Was Herrn Hetjens schnell vom Arbeiten abbrachte. Er widmete sich fortan seiner Sammel-Leidenschaft. Glas, Medaillen, Gefäße. Seine bevorzugte Epoche: Die Renaissance. Seine Sammlung wollte er der Stadt Düsseldorf überlassen. Mit einer Bedingung. "Innerhalb von drei Jahren nach seinem Tod sollte für seine Sammlung ein eigenes Haus mit seinem Namen eröffnet worden sein. Sonst hätte er alles der Stadt Köln vermacht", so Antonin. Ein Angebot, das Düsseldorf nicht ablehnen konnte.

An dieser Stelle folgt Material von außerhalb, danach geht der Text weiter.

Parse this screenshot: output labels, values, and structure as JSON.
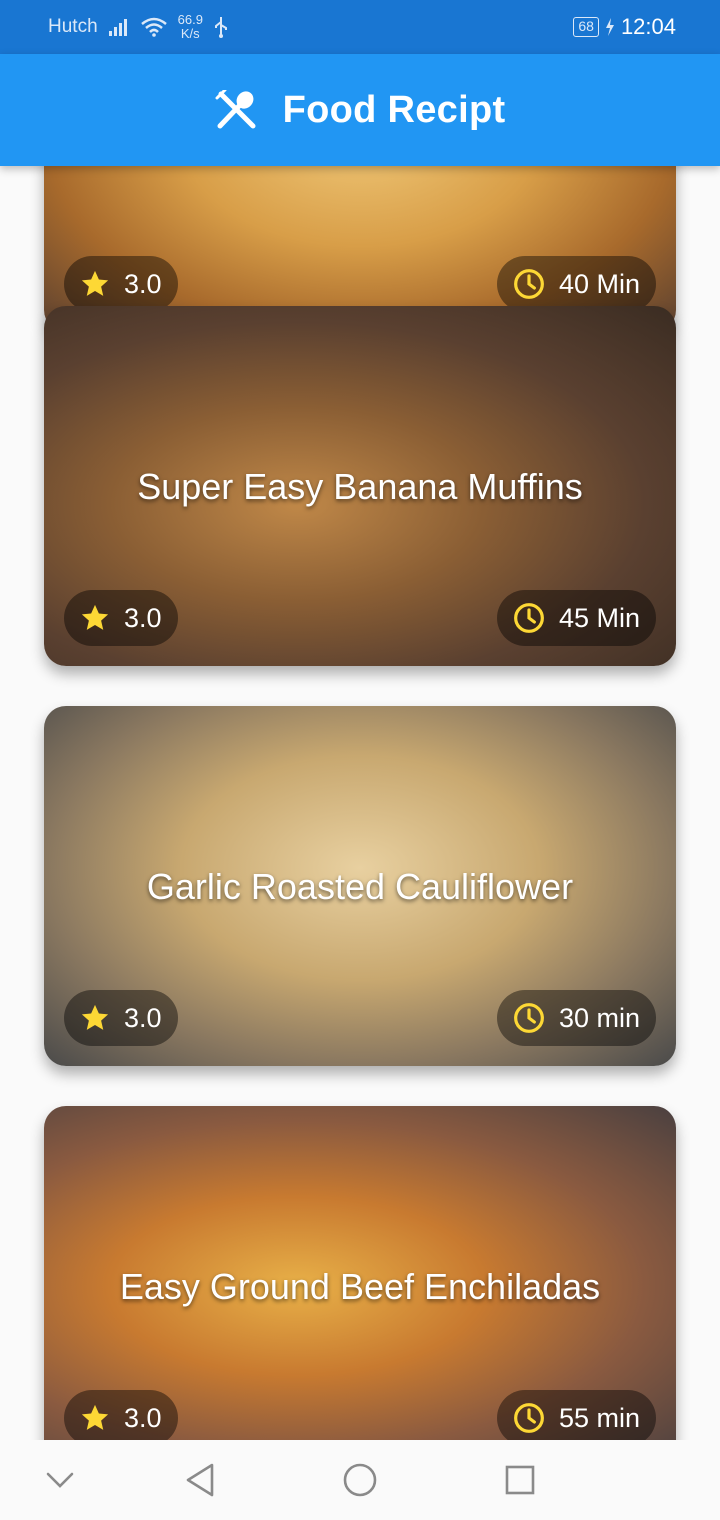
{
  "status_bar": {
    "carrier": "Hutch",
    "speed_value": "66.9",
    "speed_unit": "K/s",
    "battery": "68",
    "time": "12:04"
  },
  "app_bar": {
    "title": "Food Recipt",
    "icon": "utensils-icon"
  },
  "colors": {
    "status_bar": "#1976d2",
    "app_bar": "#2196f3",
    "star": "#fdd835",
    "clock": "#fdd835"
  },
  "recipes": [
    {
      "title": "",
      "rating": "3.0",
      "time": "40 Min"
    },
    {
      "title": "Super Easy Banana Muffins",
      "rating": "3.0",
      "time": "45 Min"
    },
    {
      "title": "Garlic Roasted Cauliflower",
      "rating": "3.0",
      "time": "30 min"
    },
    {
      "title": "Easy Ground Beef Enchiladas",
      "rating": "3.0",
      "time": "55 min"
    }
  ],
  "nav_bar": {
    "icons": [
      "chevron-down-icon",
      "back-icon",
      "home-icon",
      "recents-icon"
    ]
  }
}
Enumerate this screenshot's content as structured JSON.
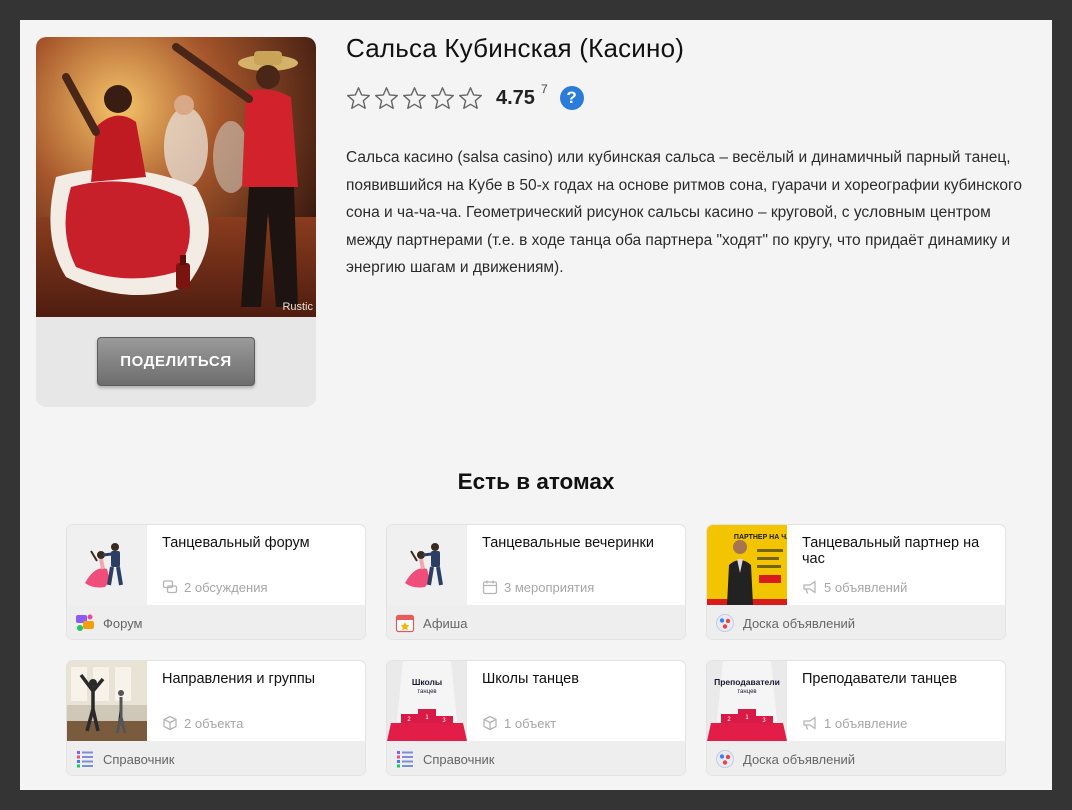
{
  "photo": {
    "credit": "Rustic"
  },
  "share_button": {
    "label": "ПОДЕЛИТЬСЯ"
  },
  "title": "Сальса Кубинская (Касино)",
  "rating": {
    "value": "4.75",
    "count": "7",
    "max_stars": 5,
    "icon": "help-icon"
  },
  "description": "Сальса касино (salsa casino) или кубинская сальса – весёлый и динамичный парный танец, появившийся на Кубе в 50-х годах на основе ритмов сона, гуарачи и хореографии кубинского сона и ча-ча-ча. Геометрический рисунок сальсы касино – круговой, с условным центром между партнерами (т.е. в ходе танца оба партнера \"ходят\" по кругу, что придаёт динамику и энергию шагам и движениям).",
  "atoms_section": {
    "title": "Есть в атомах",
    "items": [
      {
        "name": "Танцевальный форум",
        "meta": "2 обсуждения",
        "meta_icon": "discussion-icon",
        "category": "Форум",
        "category_icon": "forum-icon",
        "thumb": "dancing-couple-icon"
      },
      {
        "name": "Танцевальные вечеринки",
        "meta": "3 мероприятия",
        "meta_icon": "calendar-icon",
        "category": "Афиша",
        "category_icon": "poster-icon",
        "thumb": "dancing-couple-icon"
      },
      {
        "name": "Танцевальный партнер на час",
        "meta": "5 объявлений",
        "meta_icon": "megaphone-icon",
        "category": "Доска объявлений",
        "category_icon": "board-icon",
        "thumb": "partner-poster",
        "thumb_text": "ПАРТНЕР НА ЧАС"
      },
      {
        "name": "Направления и группы",
        "meta": "2 объекта",
        "meta_icon": "cube-icon",
        "category": "Справочник",
        "category_icon": "directory-icon",
        "thumb": "dance-studio-photo"
      },
      {
        "name": "Школы танцев",
        "meta": "1 объект",
        "meta_icon": "cube-icon",
        "category": "Справочник",
        "category_icon": "directory-icon",
        "thumb": "podium-icon",
        "thumb_text": "Школы танцев"
      },
      {
        "name": "Преподаватели танцев",
        "meta": "1 объявление",
        "meta_icon": "megaphone-icon",
        "category": "Доска объявлений",
        "category_icon": "board-icon",
        "thumb": "podium-icon",
        "thumb_text": "Преподаватели танцев"
      }
    ]
  },
  "colors": {
    "page_bg": "#f4f4f4",
    "frame": "#343434",
    "accent_blue": "#2b7bd8",
    "podium_red": "#d81b46",
    "poster_yellow": "#f2c500"
  }
}
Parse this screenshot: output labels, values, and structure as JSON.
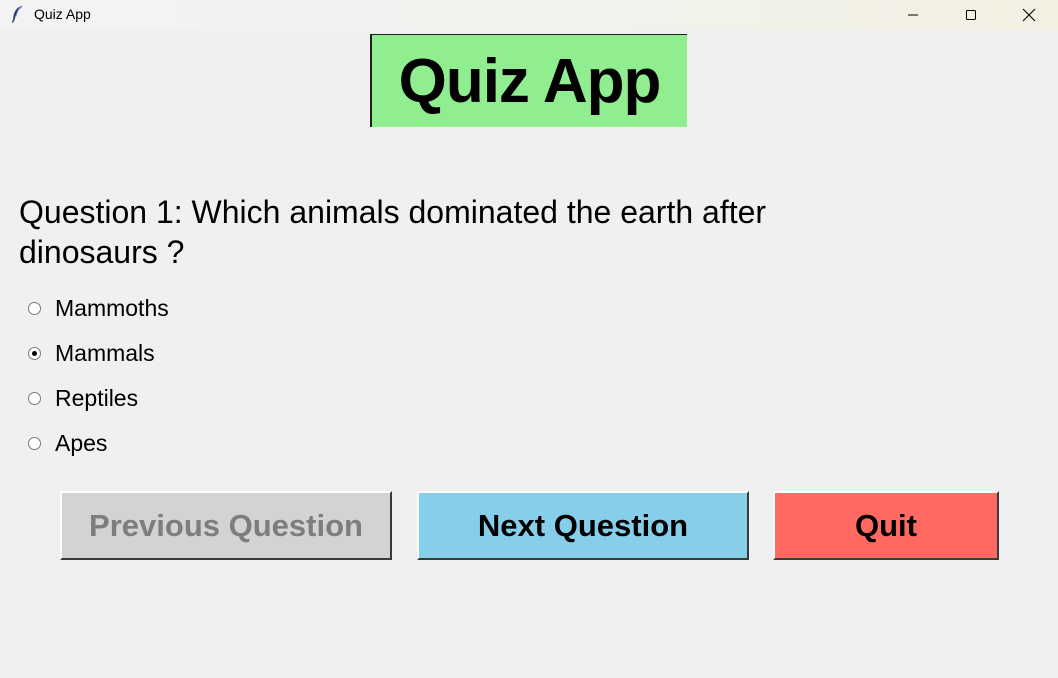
{
  "window": {
    "title": "Quiz App",
    "icon": "feather-icon",
    "controls": [
      "minimize-icon",
      "maximize-icon",
      "close-icon"
    ]
  },
  "app": {
    "heading": "Quiz App",
    "heading_bg": "#90ee90"
  },
  "question": {
    "text": "Question 1: Which animals dominated the earth after dinosaurs ?"
  },
  "options": [
    {
      "label": "Mammoths",
      "selected": false
    },
    {
      "label": "Mammals",
      "selected": true
    },
    {
      "label": "Reptiles",
      "selected": false
    },
    {
      "label": "Apes",
      "selected": false
    }
  ],
  "buttons": {
    "previous": {
      "label": "Previous Question",
      "bg": "#d3d3d3",
      "enabled": false
    },
    "next": {
      "label": "Next Question",
      "bg": "#87ceeb",
      "enabled": true
    },
    "quit": {
      "label": "Quit",
      "bg": "#ff6961",
      "enabled": true
    }
  }
}
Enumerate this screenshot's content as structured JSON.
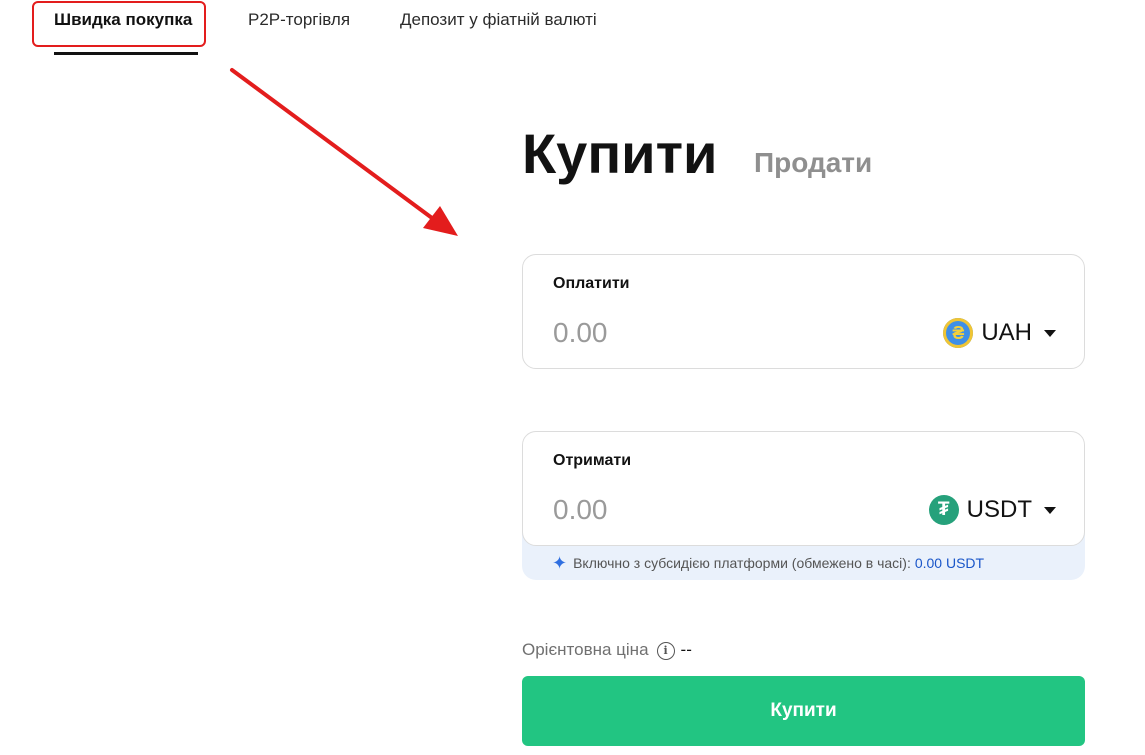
{
  "tabs": {
    "quick_buy": "Швидка покупка",
    "p2p": "P2P-торгівля",
    "fiat_deposit": "Депозит у фіатній валюті"
  },
  "mode": {
    "buy": "Купити",
    "sell": "Продати"
  },
  "pay": {
    "label": "Оплатити",
    "placeholder": "0.00",
    "currency": "UAH",
    "icon": "hryvnia-coin-icon",
    "coin_glyph": "₴"
  },
  "receive": {
    "label": "Отримати",
    "placeholder": "0.00",
    "currency": "USDT",
    "icon": "tether-coin-icon",
    "coin_glyph": "₮"
  },
  "subsidy": {
    "text": "Включно з субсидією платформи (обмежено в часі):",
    "value": "0.00 USDT"
  },
  "price": {
    "label": "Орієнтовна ціна",
    "value": "--"
  },
  "buy_button": {
    "label": "Купити"
  },
  "colors": {
    "accent_green": "#22c582",
    "annotation_red": "#e31d1d",
    "subsidy_blue": "#1a56c9"
  }
}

Aus dem Grundstock, den Hetjens legte, wurde ein Keramik-Museum, das in Europa seines Gleichen sucht. "Sie finden bei uns 8.000 Jahre Keramikgeschichte", sagt Antonin und fügt sehr vergnügt hinzu: "Im Londoner Victoria and Albert Museum sind es nur 4.000 Jahre!" Das älteste Gefäß im Düsseldorfer Hetjens-Museum stammt aus der Zeit um 6000 vor Christus, aus dem Orient. Und hier fängt für Claudia Kuhs die große Faszination an. "Wir haben es hier ja mit Gebrauchsgegenständen zu tun. Dadurch erfahren wir auch viel über die Menschen, die sie benutzten." Und auch über Entwicklungsgeschichte.

Auf unserer Tour durchs Haus begegnet uns eine freudig strahlende Silke Rehbein. Sie ist die Restauratorin und hat gerade einen kleinen Sensationsfund auf den Tisch bekommen. Ein Mitarbeiter des Gartenamtes hatte am Morgen mit der Schubkarre ein Fundstück aus dem Hofgarten abgeliefert. Blaue Frauen-Figuren sind zu erkennen. "Das stammt von dem Majolikahäuschen, das bis 1926 auf dem Ananasberg im Hofgarten stand."

Bei der Erklärung steigert sich die Drehzahl von Dr. Daniela Antonins Begeisterung noch einmal gehörig. Und auch Claudia Kuhs staunt nicht schlecht. Das Jugendstil-Gebäude von Villeroy & Boch von 1902 war in den 20er Jahren kurzerhand abgerissen worden. Weil Jugendstil nicht mehr so angesagt war. Jetzt gibt es also erstmals ein echtes Stück aus diesem kleinen Prachtbau zu bestaunen.

Am Ende sind wir rund eineinhalb Stunden im Hetjens-Museum unterwegs gewesen. Gefühlt allerdings nicht länger als 30 Minuten. Und wir leisten Abbitte. Claudia Kuhs hatte recht: Alte Pötte im Hetjens-Museum gucken ist alles andere als langweilig.